- Founder: Ramchandra Sakharam Ruikar
- Founded: 1948
- Dissolved: 1953
- Split from: All India Forward Bloc
- Merged into: Praja Socialist Party

= All India Forward Bloc (Ruikar) =

All India Forward Bloc (Ruikar) was a political party in India, emerging out of split from the All India Forward Bloc.

==History==
In the spring of 1948 the recently reorganized All India Forward Bloc split into two factions. In February the Central Committee of AIFB met in Varanasi to discuss the situation after Independence and Partition. At the meeting it was decided that AIFB should break all relations to the Indian National Congress and that a separate party should be created out of the branches in Pakistan. The then general secretary of the party, Sheel Bhadra Yagee effectively dissolved the Bengal state committee of the party, and appointed ad hoc committees in West Bengal and East Bengal.
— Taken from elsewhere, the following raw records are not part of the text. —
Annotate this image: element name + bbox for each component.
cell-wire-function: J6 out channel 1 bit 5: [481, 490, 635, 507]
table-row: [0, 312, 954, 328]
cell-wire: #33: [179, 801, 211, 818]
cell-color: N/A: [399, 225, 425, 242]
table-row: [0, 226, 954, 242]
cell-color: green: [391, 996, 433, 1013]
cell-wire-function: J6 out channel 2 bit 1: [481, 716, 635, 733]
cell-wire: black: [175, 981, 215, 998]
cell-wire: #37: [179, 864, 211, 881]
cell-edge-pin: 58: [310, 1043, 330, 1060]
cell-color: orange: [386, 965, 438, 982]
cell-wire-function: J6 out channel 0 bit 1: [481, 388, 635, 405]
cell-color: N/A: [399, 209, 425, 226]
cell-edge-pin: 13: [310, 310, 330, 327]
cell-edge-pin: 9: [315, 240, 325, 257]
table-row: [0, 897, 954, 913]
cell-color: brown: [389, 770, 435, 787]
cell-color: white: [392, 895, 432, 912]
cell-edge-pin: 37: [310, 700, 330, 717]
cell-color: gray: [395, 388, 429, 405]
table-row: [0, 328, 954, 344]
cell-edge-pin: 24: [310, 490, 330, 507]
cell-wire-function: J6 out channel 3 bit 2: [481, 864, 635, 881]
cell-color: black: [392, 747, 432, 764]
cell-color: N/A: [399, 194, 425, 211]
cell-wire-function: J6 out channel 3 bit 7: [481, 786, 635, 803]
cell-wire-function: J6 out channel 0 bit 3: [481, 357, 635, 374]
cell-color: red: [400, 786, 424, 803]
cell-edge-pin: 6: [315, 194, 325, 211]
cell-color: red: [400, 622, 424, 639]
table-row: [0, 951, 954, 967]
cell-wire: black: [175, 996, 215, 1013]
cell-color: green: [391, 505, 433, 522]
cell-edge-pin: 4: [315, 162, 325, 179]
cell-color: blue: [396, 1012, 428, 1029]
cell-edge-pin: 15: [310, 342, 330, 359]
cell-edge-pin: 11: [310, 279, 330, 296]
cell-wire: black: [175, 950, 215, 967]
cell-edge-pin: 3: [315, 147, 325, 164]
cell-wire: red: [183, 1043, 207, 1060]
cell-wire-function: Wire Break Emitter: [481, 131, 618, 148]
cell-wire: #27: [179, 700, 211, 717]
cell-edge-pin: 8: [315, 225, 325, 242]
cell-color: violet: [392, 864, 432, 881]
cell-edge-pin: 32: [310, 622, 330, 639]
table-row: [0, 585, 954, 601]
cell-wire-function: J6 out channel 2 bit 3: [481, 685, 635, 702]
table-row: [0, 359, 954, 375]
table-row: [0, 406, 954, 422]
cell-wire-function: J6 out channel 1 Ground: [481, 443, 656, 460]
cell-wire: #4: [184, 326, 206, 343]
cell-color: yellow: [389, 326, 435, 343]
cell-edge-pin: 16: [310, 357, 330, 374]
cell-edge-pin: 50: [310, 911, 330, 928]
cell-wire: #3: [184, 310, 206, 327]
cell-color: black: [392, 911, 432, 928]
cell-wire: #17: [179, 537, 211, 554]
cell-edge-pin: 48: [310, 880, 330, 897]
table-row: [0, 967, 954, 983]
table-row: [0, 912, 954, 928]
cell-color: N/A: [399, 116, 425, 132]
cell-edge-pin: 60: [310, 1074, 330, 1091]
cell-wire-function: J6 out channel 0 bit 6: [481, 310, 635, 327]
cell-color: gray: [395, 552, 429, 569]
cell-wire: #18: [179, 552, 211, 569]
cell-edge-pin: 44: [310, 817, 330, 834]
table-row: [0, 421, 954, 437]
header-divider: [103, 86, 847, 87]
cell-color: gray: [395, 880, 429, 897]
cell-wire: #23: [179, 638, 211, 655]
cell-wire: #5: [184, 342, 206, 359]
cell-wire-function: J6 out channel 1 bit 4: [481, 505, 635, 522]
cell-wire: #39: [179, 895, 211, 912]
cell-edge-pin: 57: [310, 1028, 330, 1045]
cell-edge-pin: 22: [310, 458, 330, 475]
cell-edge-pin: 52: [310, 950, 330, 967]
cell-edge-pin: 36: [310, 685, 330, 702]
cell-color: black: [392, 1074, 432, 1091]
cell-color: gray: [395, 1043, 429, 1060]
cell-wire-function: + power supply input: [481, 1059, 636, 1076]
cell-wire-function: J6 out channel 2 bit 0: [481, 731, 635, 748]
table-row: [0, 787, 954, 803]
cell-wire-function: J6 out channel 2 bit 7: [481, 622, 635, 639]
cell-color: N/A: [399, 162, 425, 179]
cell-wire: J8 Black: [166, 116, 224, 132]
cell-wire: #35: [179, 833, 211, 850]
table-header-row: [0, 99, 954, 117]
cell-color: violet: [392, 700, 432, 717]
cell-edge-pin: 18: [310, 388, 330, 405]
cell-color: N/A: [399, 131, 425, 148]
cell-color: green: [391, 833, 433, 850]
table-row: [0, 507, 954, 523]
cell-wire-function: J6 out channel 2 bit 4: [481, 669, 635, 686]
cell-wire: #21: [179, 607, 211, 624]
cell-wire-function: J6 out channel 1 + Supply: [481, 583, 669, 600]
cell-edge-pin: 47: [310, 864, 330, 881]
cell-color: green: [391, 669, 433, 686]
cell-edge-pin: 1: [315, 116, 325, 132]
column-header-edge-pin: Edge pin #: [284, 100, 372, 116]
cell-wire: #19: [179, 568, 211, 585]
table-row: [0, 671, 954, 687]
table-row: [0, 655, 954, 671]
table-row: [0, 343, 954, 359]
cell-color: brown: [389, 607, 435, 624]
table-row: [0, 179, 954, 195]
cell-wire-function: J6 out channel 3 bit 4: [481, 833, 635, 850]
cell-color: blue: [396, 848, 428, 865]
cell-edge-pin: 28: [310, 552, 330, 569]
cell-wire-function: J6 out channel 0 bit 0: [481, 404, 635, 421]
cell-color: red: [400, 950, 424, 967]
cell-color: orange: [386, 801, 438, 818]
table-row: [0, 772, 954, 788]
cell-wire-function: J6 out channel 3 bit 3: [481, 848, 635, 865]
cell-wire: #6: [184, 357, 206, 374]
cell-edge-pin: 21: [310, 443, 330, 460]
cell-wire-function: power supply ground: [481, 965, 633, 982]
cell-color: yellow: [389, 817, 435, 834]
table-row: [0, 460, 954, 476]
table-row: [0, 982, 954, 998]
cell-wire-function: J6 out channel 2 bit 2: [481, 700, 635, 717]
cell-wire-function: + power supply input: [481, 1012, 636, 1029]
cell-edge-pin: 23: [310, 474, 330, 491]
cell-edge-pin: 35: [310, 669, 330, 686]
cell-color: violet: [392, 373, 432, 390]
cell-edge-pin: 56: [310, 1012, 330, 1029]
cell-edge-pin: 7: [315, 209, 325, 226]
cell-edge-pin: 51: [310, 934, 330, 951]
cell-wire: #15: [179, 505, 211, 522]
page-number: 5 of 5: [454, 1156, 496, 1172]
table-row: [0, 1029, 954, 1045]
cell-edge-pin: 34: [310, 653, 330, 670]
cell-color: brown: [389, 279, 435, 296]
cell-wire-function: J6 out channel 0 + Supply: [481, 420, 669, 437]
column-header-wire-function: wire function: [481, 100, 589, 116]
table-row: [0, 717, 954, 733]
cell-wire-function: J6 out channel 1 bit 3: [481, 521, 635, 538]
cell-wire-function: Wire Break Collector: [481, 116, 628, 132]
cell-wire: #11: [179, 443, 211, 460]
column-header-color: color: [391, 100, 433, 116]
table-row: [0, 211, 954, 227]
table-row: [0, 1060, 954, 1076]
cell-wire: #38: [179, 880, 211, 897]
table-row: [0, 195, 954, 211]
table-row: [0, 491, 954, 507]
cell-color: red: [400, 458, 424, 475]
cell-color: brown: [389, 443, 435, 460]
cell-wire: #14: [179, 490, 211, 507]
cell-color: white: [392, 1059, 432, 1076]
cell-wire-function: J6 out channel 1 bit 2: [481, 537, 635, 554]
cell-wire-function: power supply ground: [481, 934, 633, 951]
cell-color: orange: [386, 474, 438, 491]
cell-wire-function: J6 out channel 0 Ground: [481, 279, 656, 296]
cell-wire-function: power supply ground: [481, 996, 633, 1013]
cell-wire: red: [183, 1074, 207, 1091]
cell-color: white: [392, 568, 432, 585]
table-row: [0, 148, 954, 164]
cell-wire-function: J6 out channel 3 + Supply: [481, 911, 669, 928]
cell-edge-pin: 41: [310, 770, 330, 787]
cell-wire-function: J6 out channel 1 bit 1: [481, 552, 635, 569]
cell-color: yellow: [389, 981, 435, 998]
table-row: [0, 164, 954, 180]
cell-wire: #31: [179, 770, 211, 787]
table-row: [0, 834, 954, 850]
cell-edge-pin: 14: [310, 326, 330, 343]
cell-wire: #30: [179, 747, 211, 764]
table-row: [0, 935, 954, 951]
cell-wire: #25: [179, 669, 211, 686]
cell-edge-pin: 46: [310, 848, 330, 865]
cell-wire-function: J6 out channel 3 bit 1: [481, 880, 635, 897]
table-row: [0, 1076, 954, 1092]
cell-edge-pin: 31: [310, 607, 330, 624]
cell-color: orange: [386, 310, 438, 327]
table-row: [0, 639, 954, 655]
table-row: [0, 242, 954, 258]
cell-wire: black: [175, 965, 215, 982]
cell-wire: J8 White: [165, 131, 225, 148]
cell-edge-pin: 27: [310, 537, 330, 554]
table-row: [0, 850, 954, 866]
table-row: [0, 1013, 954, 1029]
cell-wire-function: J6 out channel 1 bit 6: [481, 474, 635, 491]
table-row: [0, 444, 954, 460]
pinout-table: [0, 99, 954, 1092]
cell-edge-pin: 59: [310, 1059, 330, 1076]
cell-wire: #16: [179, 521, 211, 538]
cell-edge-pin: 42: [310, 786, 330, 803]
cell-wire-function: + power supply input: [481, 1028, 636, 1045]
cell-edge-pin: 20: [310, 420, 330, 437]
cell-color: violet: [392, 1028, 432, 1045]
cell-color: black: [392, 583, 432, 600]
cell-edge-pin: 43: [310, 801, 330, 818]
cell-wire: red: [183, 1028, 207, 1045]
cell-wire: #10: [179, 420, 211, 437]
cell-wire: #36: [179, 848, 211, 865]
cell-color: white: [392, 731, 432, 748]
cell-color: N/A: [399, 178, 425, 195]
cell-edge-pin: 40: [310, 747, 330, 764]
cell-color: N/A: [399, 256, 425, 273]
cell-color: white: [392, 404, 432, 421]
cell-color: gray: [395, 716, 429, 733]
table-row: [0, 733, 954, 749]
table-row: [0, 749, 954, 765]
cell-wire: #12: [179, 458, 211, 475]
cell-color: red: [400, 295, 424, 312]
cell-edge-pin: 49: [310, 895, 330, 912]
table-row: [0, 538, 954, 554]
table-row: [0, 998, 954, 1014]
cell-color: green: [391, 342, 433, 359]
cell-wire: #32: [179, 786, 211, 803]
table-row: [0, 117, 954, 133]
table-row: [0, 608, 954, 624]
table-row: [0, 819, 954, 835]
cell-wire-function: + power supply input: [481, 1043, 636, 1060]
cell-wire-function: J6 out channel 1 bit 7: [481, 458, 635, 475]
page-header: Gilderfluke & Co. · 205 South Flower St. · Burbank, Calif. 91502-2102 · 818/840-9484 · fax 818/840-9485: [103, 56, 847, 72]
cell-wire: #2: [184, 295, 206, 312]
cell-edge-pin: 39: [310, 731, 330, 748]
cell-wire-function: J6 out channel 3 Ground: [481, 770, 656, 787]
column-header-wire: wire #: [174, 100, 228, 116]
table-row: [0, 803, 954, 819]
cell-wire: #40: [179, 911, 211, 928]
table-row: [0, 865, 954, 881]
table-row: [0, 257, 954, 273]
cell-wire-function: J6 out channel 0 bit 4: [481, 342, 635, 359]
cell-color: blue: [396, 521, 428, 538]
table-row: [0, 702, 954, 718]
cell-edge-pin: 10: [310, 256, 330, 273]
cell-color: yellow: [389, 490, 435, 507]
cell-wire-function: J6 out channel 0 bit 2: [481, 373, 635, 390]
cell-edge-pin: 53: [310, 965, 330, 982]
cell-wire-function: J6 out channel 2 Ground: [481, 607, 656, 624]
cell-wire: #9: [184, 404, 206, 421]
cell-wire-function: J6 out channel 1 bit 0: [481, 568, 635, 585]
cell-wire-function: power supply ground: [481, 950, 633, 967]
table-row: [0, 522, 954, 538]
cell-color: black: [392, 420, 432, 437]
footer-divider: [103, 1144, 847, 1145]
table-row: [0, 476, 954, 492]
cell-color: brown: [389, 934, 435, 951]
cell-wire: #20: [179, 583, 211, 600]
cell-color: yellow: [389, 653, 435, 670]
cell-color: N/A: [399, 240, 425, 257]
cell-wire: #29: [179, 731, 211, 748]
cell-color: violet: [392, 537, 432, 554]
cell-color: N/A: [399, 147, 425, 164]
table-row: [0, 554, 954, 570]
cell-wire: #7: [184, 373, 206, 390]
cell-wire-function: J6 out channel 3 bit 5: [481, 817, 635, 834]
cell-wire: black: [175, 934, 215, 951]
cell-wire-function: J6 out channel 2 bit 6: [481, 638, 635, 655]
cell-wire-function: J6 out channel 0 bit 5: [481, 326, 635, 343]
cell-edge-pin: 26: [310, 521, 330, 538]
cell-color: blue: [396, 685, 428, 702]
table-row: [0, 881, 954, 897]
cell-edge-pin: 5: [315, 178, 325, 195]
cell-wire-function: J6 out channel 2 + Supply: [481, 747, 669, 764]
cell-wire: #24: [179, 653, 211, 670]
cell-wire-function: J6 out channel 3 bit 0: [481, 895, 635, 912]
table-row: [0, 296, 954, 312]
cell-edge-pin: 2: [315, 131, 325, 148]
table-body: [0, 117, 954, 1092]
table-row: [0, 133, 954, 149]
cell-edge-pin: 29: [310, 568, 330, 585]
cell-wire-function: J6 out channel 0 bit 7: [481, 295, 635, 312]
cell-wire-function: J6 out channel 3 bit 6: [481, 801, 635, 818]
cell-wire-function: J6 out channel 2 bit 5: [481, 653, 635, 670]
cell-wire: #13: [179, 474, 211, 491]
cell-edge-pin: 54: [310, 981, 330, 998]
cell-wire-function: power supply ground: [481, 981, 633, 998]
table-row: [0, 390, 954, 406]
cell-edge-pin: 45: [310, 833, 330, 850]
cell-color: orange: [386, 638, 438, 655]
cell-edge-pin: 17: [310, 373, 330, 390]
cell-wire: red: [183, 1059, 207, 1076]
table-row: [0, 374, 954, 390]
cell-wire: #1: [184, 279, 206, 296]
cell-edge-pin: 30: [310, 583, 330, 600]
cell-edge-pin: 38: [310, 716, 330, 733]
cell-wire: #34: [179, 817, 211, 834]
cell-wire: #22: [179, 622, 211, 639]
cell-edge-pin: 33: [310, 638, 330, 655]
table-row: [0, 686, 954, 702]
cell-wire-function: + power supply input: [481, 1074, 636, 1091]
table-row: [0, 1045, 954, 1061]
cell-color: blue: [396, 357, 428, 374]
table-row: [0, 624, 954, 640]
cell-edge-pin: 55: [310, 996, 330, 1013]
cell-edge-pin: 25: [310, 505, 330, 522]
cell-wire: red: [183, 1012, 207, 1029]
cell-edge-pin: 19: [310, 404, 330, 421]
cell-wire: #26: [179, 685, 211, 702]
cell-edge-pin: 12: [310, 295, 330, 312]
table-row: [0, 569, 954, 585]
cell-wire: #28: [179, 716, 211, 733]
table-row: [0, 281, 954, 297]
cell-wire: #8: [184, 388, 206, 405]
This spurred discontent inside the party. Leading the rebellion against Yagee was the party president, S.S. Cavesheer. Yagee decided to resign as general secretary. In May the Central Committee met again and appointed Ramchandra Sakharam Ruikar as the new general secretary. Yagee grouped his followers around himself, and by this time the two factions virtually functioned as two separate parties. The group led by Ruikar had its emphasis on nationalism rather than Marxism, and called themselves 'Subhasists'.

On 29–31 December the Ruikar faction held a congress in Ashutosh College Hall, Calcutta. Ruikar was elected general secretary and Cavesheer as president. At the same time the Marxist faction held a congress in Hooghly. Thus the split was complete. The Ruikar-led party adopted the Indian tricolour with a leaping tiger as their flag, identical to the one used by Netaji Subhas Chandra Bose's Indian National Army.

In 1951 the issue of reunification was raised inside Ruikar's party. In June the Central Committee of the party held a meeting which decided to move ahead with the reunification of Forward Bloc. Ruikar and Leela Roy disagreed with the decision, and were expelled. The two Forward Blocs held a joint central committee meeting in Howrah on 23 June, in which the two parties merged. Ruiker and Leela Roy did however mobilize their followers and reconstituted themselves as a separate party.

In the 1952 general elections, the Electoral Commission let the Ruikar-led party contest as 'Forward Bloc (Ruikar)' and the other AIFB group as 'Forward Bloc (Marxist)'. FB(R) contested six Lok Sabha seats, 3 in Madhya Pradesh, 1 in Madras and 2 in West Bengal. The elections resulted in a humiliating defeat for Ruikar's party. In total the six candidates got 133 936 votes.

In the West Bengal legislative assembly election the party was a member of the People's United Socialist Front, together with the Socialist Party and the Revolutionary Communist Party of India (Tagore). The party contested 32 assembly seats, and won two (the only two PUSF to win any seats). The elected MLAs of the party were Atindra Nath Bose from Asansol and Biren Roy from Behala.

The following year the party was disbanded and merged into Praja Socialist Party.